The proposal fits an increasingly clear intuition. AI is not only a technical object: it is a cultural practice, a social infrastructure and a field of dispute over knowledge. It is not only that anthropology should criticise AI from the outside, but that it can also study it as a cultural phenomenon, use it carefully in research and bring an anthropological view to its design, regulation and public evaluation.

AIthropology Lab key — The question is no longer only how we use AI, but how we study it, how it transforms us as researchers and what anthropology can contribute to its design, regulation and critique.

Authority, knowledge and algorithmic spectacle

Other recent anthropological debates warn about the academic authority of AI. Sometimes it appears as a guru, as if it offered clarity and guidance. At other times it functions as a conjurer, producing brilliant answers that hide where they come from, what they simplify and what kind of authority they represent.

The problem is not only whether AI gets things right or wrong. The problem is how it produces trust, how it manufactures the appearance of knowledge and how it transforms the relationship between authorship, interpretation and responsibility.

AIthropology Lab key — Generative AI does not only answer questions: it also produces styles of authority. That is why it needs to be analysed as a cultural technology of credibility.

Cultural heritage and conversational archives

A recent piece of work on RAG and cultural collections explores the move from open archives towards local chatbots linked to specific collections. The idea is relevant for museums, archives, the digital humanities and heritage.

Heritage AI should not function as a generalist oracle. It can be thought of as a situated mediation between institutions, curators, documents, public memory and communities. Another study on AI-assisted translation of rock-art texts shows that glossaries improve terminological accuracy. In cultural heritage, mistranslation is not a minor error: it can alter the public understanding of a practice, an object or a tradition.

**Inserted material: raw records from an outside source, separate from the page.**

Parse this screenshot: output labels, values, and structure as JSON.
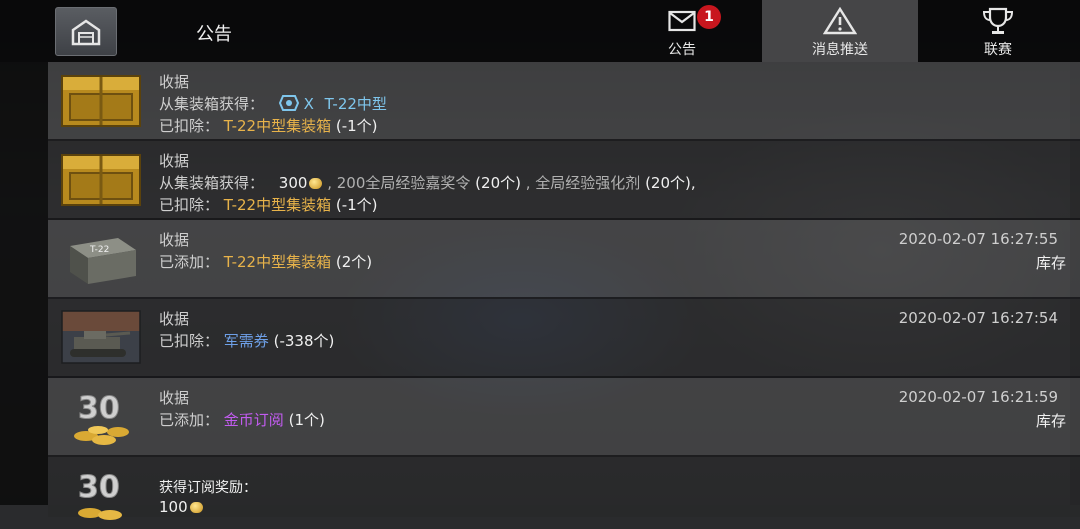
{
  "header": {
    "title": "公告",
    "tabs": [
      {
        "label": "公告",
        "icon": "mail-icon",
        "badge": "1",
        "active": false
      },
      {
        "label": "消息推送",
        "icon": "warning-icon",
        "active": true
      },
      {
        "label": "联赛",
        "icon": "trophy-icon",
        "active": false
      }
    ]
  },
  "messages": [
    {
      "title": "收据",
      "line2_label": "从集装箱获得：",
      "line2_item": "T-22中型",
      "line2_marker": "X",
      "line3_label": "已扣除：",
      "line3_item": "T-22中型集装箱",
      "line3_qty": "(-1个)",
      "icon": "gold-crate-icon"
    },
    {
      "title": "收据",
      "line2_label": "从集装箱获得：",
      "line2_amount": "300",
      "line2_rest_a": ", 200全局经验嘉奖令",
      "line2_rest_b": "(20个)",
      "line2_rest_c": ", 全局经验强化剂",
      "line2_rest_d": "(20个),",
      "line3_label": "已扣除：",
      "line3_item": "T-22中型集装箱",
      "line3_qty": "(-1个)",
      "icon": "gold-crate-icon"
    },
    {
      "title": "收据",
      "line2_label": "已添加：",
      "line2_item": "T-22中型集装箱",
      "line2_qty": "(2个)",
      "timestamp": "2020-02-07 16:27:55",
      "status": "库存",
      "icon": "t22-crate-icon"
    },
    {
      "title": "收据",
      "line2_label": "已扣除：",
      "line2_item": "军需券",
      "line2_qty": "(-338个)",
      "timestamp": "2020-02-07 16:27:54",
      "icon": "tank-ticket-icon"
    },
    {
      "title": "收据",
      "line2_label": "已添加：",
      "line2_item": "金币订阅",
      "line2_qty": "(1个)",
      "timestamp": "2020-02-07 16:21:59",
      "status": "库存",
      "icon": "gold-subscription-icon",
      "icon_text": "30"
    },
    {
      "title": "获得订阅奖励：",
      "line2_amount": "100",
      "icon": "gold-subscription-icon",
      "icon_text": "30"
    }
  ],
  "colors": {
    "item_gold": "#e8b34a",
    "item_blue": "#6ea0e8",
    "item_purple": "#c25cf0",
    "badge_red": "#c8161e"
  }
}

AIthropology Lab key — An archive is not only an accumulation of data. It is a way of ordering the past, authorising narratives, preserving absences and deciding what may be consulted, translated or reinterpreted.

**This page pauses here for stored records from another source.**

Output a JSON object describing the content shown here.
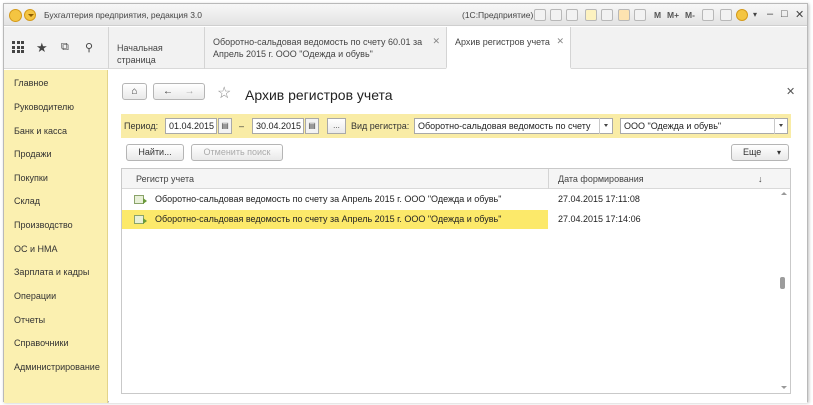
{
  "window": {
    "title": "Бухгалтерия предприятия, редакция 3.0",
    "app_name": "(1С:Предприятие)",
    "mem_buttons": [
      "M",
      "M+",
      "M-"
    ]
  },
  "tabs": [
    {
      "label": "Начальная страница"
    },
    {
      "label": "Оборотно-сальдовая ведомость по счету 60.01 за Апрель 2015 г. ООО \"Одежда и обувь\""
    },
    {
      "label": "Архив регистров учета",
      "active": true
    }
  ],
  "sidebar": {
    "items": [
      {
        "label": "Главное"
      },
      {
        "label": "Руководителю"
      },
      {
        "label": "Банк и касса"
      },
      {
        "label": "Продажи"
      },
      {
        "label": "Покупки"
      },
      {
        "label": "Склад"
      },
      {
        "label": "Производство"
      },
      {
        "label": "ОС и НМА"
      },
      {
        "label": "Зарплата и кадры"
      },
      {
        "label": "Операции"
      },
      {
        "label": "Отчеты"
      },
      {
        "label": "Справочники"
      },
      {
        "label": "Администрирование"
      }
    ]
  },
  "page": {
    "title": "Архив регистров учета"
  },
  "filters": {
    "period_label": "Период:",
    "date_from": "01.04.2015",
    "dash": "–",
    "date_to": "30.04.2015",
    "ellipsis_label": "...",
    "register_label": "Вид регистра:",
    "register_value": "Оборотно-сальдовая ведомость по счету",
    "org_value": "ООО \"Одежда и обувь\""
  },
  "actions": {
    "find": "Найти...",
    "cancel_search": "Отменить поиск",
    "more": "Еще"
  },
  "table": {
    "columns": [
      "Регистр учета",
      "Дата формирования"
    ],
    "sort_indicator": "↓",
    "rows": [
      {
        "register": "Оборотно-сальдовая ведомость по счету за Апрель 2015 г. ООО \"Одежда и обувь\"",
        "date": "27.04.2015 17:11:08",
        "selected": false
      },
      {
        "register": "Оборотно-сальдовая ведомость по счету за Апрель 2015 г. ООО \"Одежда и обувь\"",
        "date": "27.04.2015 17:14:06",
        "selected": true
      }
    ]
  }
}
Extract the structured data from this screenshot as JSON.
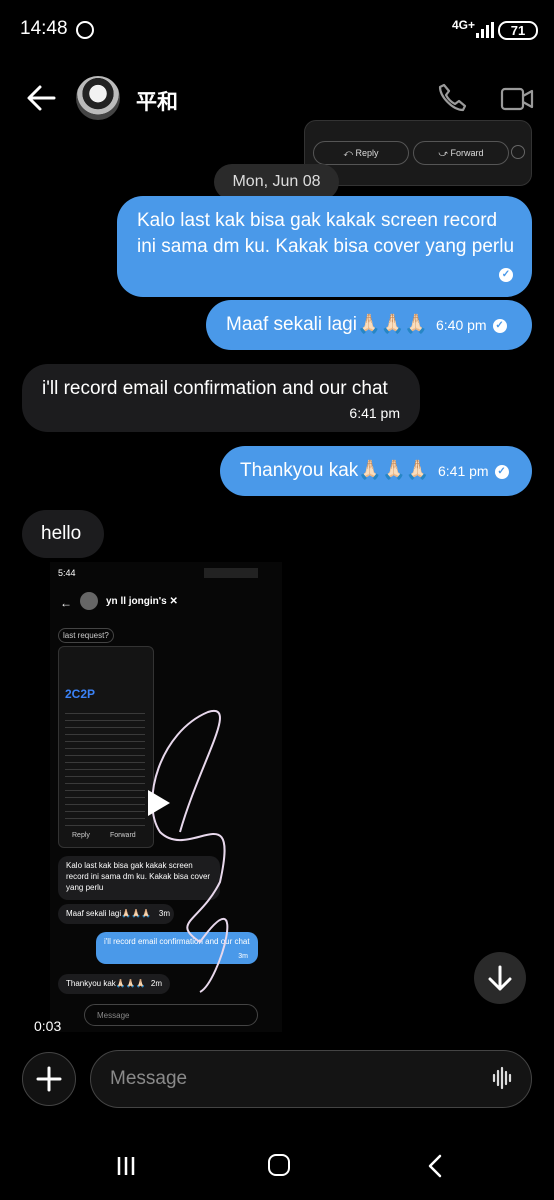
{
  "status_bar": {
    "time": "14:48",
    "network": "4G+",
    "battery": "71"
  },
  "header": {
    "contact_name": "平和"
  },
  "quoted_card": {
    "reply_label": "Reply",
    "forward_label": "Forward"
  },
  "date_separator": "Mon, Jun 08",
  "messages": [
    {
      "text": "Kalo last kak bisa gak kakak screen record ini sama dm ku. Kakak bisa cover yang perlu",
      "time": ""
    },
    {
      "text": "Maaf sekali lagi🙏🏻🙏🏻🙏🏻",
      "time": "6:40 pm"
    },
    {
      "text": "i'll record email confirmation and our chat",
      "time": "6:41 pm"
    },
    {
      "text": "Thankyou kak🙏🏻🙏🏻🙏🏻",
      "time": "6:41 pm"
    },
    {
      "text": "hello",
      "time": ""
    }
  ],
  "video": {
    "duration": "0:03",
    "inner": {
      "time": "5:44",
      "contact": "yn ll jongin's ✕",
      "last_request": "last request?",
      "brand": "2C2P",
      "msg1": "Kalo last kak bisa gak kakak screen record ini sama dm ku. Kakak bisa cover yang perlu",
      "msg2": "Maaf sekali lagi🙏🏻🙏🏻🙏🏻",
      "msg2_time": "3m",
      "msg3": "i'll record email confirmation and our chat",
      "msg3_time": "3m",
      "msg4": "Thankyou kak🙏🏻🙏🏻🙏🏻",
      "msg4_time": "2m",
      "placeholder": "Message",
      "reply": "Reply",
      "forward": "Forward"
    }
  },
  "composer": {
    "placeholder": "Message"
  },
  "colors": {
    "outgoing_bubble": "#4a99e9",
    "incoming_bubble": "#1c1c1e",
    "background": "#000000"
  }
}
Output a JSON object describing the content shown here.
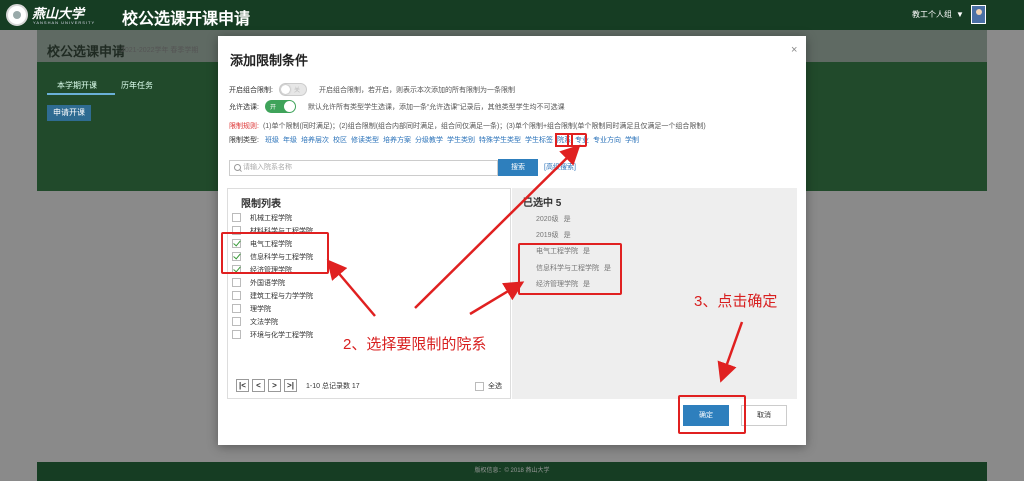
{
  "app": {
    "university": "燕山大学",
    "university_en": "YANSHAN UNIVERSITY",
    "title": "校公选课开课申请",
    "user": "教工个人组",
    "user_caret": "▼"
  },
  "page": {
    "title": "校公选课申请",
    "subtitle": "2021-2022学年 春季学期",
    "tabs": [
      "本学期开课",
      "历年任务"
    ],
    "apply_button": "申请开课",
    "footer": "版权信息：© 2018 燕山大学"
  },
  "modal": {
    "title": "添加限制条件",
    "close": "×",
    "combo_label": "开启组合限制:",
    "combo_toggle": "关",
    "combo_note": "开启组合限制，若开启，则表示本次添加的所有限制为一条限制",
    "allow_label": "允许选课:",
    "allow_toggle": "开",
    "allow_note": "默认允许所有类型学生选课，添加一条“允许选课”记录后，其他类型学生均不可选课",
    "rule_label": "限制规则:",
    "rule_text": "(1)单个限制(同时满足)；(2)组合限制(组合内部同时满足，组合间仅满足一条)；(3)单个限制+组合限制(单个限制同时满足且仅满足一个组合限制)",
    "type_label": "限制类型:",
    "types": [
      "班级",
      "年级",
      "培养层次",
      "校区",
      "修读类型",
      "培养方案",
      "分级教学",
      "学生类别",
      "特殊学生类型",
      "学生标签",
      "院系",
      "专业",
      "专业方向",
      "学制"
    ],
    "selected_type": "院系",
    "search_placeholder": "请输入院系名称",
    "search_button": "搜索",
    "advanced_search": "[高级搜索]",
    "list_title": "限制列表",
    "list_items": [
      {
        "name": "机械工程学院",
        "checked": false
      },
      {
        "name": "材料科学与工程学院",
        "checked": false
      },
      {
        "name": "电气工程学院",
        "checked": true
      },
      {
        "name": "信息科学与工程学院",
        "checked": true
      },
      {
        "name": "经济管理学院",
        "checked": true
      },
      {
        "name": "外国语学院",
        "checked": false
      },
      {
        "name": "建筑工程与力学学院",
        "checked": false
      },
      {
        "name": "理学院",
        "checked": false
      },
      {
        "name": "文法学院",
        "checked": false
      },
      {
        "name": "环境与化学工程学院",
        "checked": false
      }
    ],
    "pager": {
      "first": "|<",
      "prev": "<",
      "next": ">",
      "last": ">|",
      "info": "1-10 总记录数 17"
    },
    "select_all": "全选",
    "selected_title": "已选中 5",
    "selected_items": [
      {
        "name": "2020级",
        "value": "是"
      },
      {
        "name": "2019级",
        "value": "是"
      },
      {
        "name": "电气工程学院",
        "value": "是"
      },
      {
        "name": "信息科学与工程学院",
        "value": "是"
      },
      {
        "name": "经济管理学院",
        "value": "是"
      }
    ],
    "ok_button": "确定",
    "cancel_button": "取消"
  },
  "annotations": {
    "step2": "2、选择要限制的院系",
    "step3": "3、点击确定",
    "color": "#e02020"
  },
  "colors": {
    "header_green": "#163d23",
    "primary_blue": "#2e7fbd",
    "toggle_on": "#3fa35a",
    "link_blue": "#2a72b9"
  }
}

The cloud has ground, cables and a bill

The energy debate is also gaining weight. Recent reports on data centres in Ireland point to the impact of the growth of these infrastructures on electricity consumption and household bills. At the same time, TSMC acknowledges that AI’s energy demand is forcing a rethink of chip design, prioritising efficiency as well as power.

AI does not float in the cloud. It lives in data centres, electricity grids, chips, territories, water, cables and political decisions about who pays the cost of its expansion.

AIthropology Lab key — The infrastructure of AI is also a social question: it has ground, consumption, energy dependence, territorial impacts and unequally distributed costs.

Closing

Today’s radar points to one and the same idea. Artificial intelligence is no longer only an emerging technology: it is a way of reorganising institutions, work, knowledge, memory and infrastructure. Looking at it anthropologically makes it possible to shift the question. It is not enough to ask what AI can do. We must ask what social world it is helping to build.